← All posts

From 34% to 28% WER: lessons from code-switching ASR

What I learned building a Whisper + LLaMA speech recognizer for Malay–English code-switching — where the WER actually came from, and what didn't help.

Code-switching — speakers mixing two languages inside one sentence — quietly breaks most speech recognizers. A model trained on clean monolingual audio hears “boleh tolong check ini” and confidently transcribes it as one language or the other, mangling the half it wasn’t expecting. During my research internship at A*STAR I²R I worked on Malay–English code-switching ASR, and got word error rate down from a 34% baseline to 28%. Here is where that improvement actually came from, and what I’d tell myself starting over.

Why code-switching is its own problem

It isn’t just “two languages.” The hard parts are specific:

  • Tokenizers fight you. A vocabulary tuned for one language fragments the other into nonsense subwords, so the decoder pays a tax on every switch.
  • Switch points are unpredictable. They happen mid-phrase, often on named entities and discourse markers — exactly the low-frequency tokens models are worst at.
  • Data is scarce. Labeled code-switch audio is rare and expensive. You almost never have enough.

If you treat it as ordinary ASR with more data, you plateau fast. The wins came from attacking these directly.

A hybrid encoder–decoder, not a bigger model

The architecture that worked was a hybrid: a Whisper encoder for robust acoustic features, paired with a LLaMA decoder for the language modeling. The intuition is a division of labor — Whisper already hears multilingual audio well, and a strong autoregressive LM decoder handles the messy bilingual token stream and context far better than Whisper’s native decoder does on switch points.

The lesson that generalizes: when one part of a pipeline is the bottleneck, replace that part rather than scaling the whole thing. A bigger monolithic model would have cost far more for less gain than swapping in a decoder built for language modeling.

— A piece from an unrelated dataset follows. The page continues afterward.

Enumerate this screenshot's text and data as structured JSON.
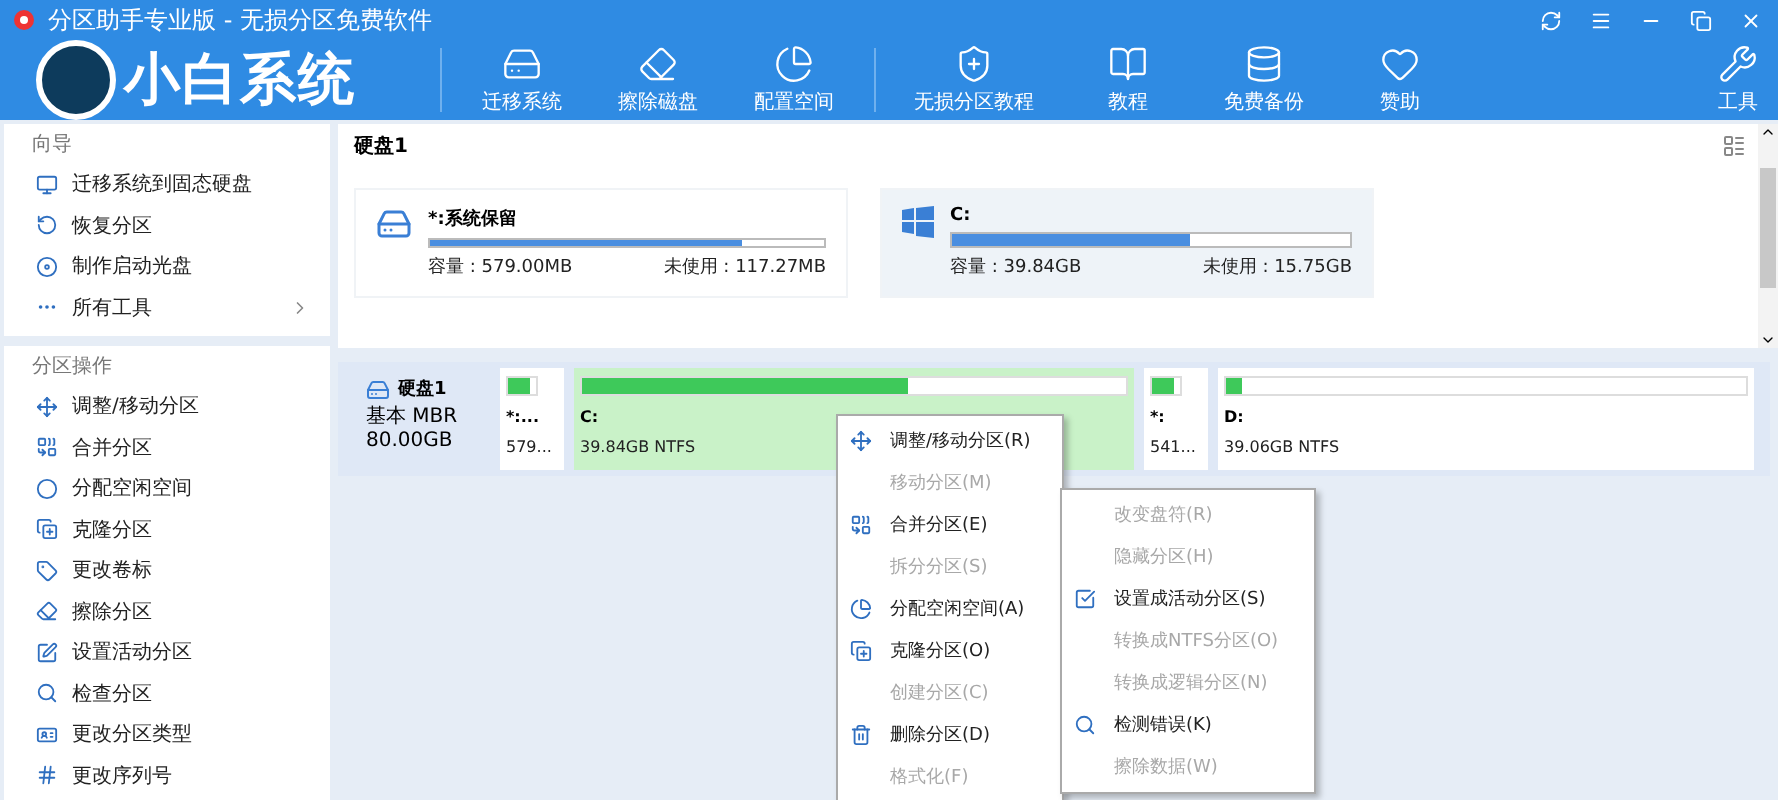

Noisy Student Training did the heavy lifting

With labeled data scarce, the biggest single lever was Noisy Student Training with pseudo-labels. The loop:

  1. Train a teacher on the labeled set.
  2. Run it over unlabeled audio to produce pseudo-labels.
  3. Train a student on labeled + pseudo-labeled data, with noise (augmentation, dropout) on the student but clean inputs for the teacher’s labels.
  4. Promote the student to teacher and repeat.

Two details mattered more than the recipe. First, filter pseudo-labels by confidence — feeding the student the teacher’s worst guesses just teaches it the teacher’s mistakes. Second, the noise is the point: a student that has to recover clean targets from degraded input generalizes; one trained on easy copies just memorizes.

This is the part I’d reach for first on any low-resource task now. Unlabeled data plus a disciplined self-training loop beat almost everything else I tried.

Engineering is what made the experiments possible

None of the above matters if a training run takes a week. The unglamorous changes that bought iteration speed:

  • Mixed precision (bf16) — roughly halved memory and sped up training with no accuracy cost in my runs.
  • Gradient checkpointing — traded compute for memory so larger batches fit, which stabilized training.
  • A scalable dataloader — once the GPU stopped waiting on disk, throughput jumped.

The meta-lesson: in research, iteration speed is a first-class result. Every hour shaved off a run is another experiment you get to try, and the number of experiments — not the cleverness of any one — is what moved WER.

What didn’t help

Honesty matters more than a clean story:

  • Throwing in more monolingual data barely moved code-switch WER. The model needs to see switching, not more of each language alone.
  • Over-aggressive augmentation hurt — past a point, noise destroys the signal the model needs at switch boundaries.
  • Chasing the leaderboard metric hid where errors actually were. Reading transcripts showed most remaining errors clustered on named entities and rare switches — a data problem, not an architecture one.

Takeaway

The six points of WER didn’t come from one trick. They came from matching the architecture to the bottleneck (a real LM decoder), exploiting unlabeled data with confidence-filtered Noisy Student Training, and making runs fast enough to actually iterate. On any low-resource problem, that order — bottleneck, self-training, iteration speed — is where I’d start.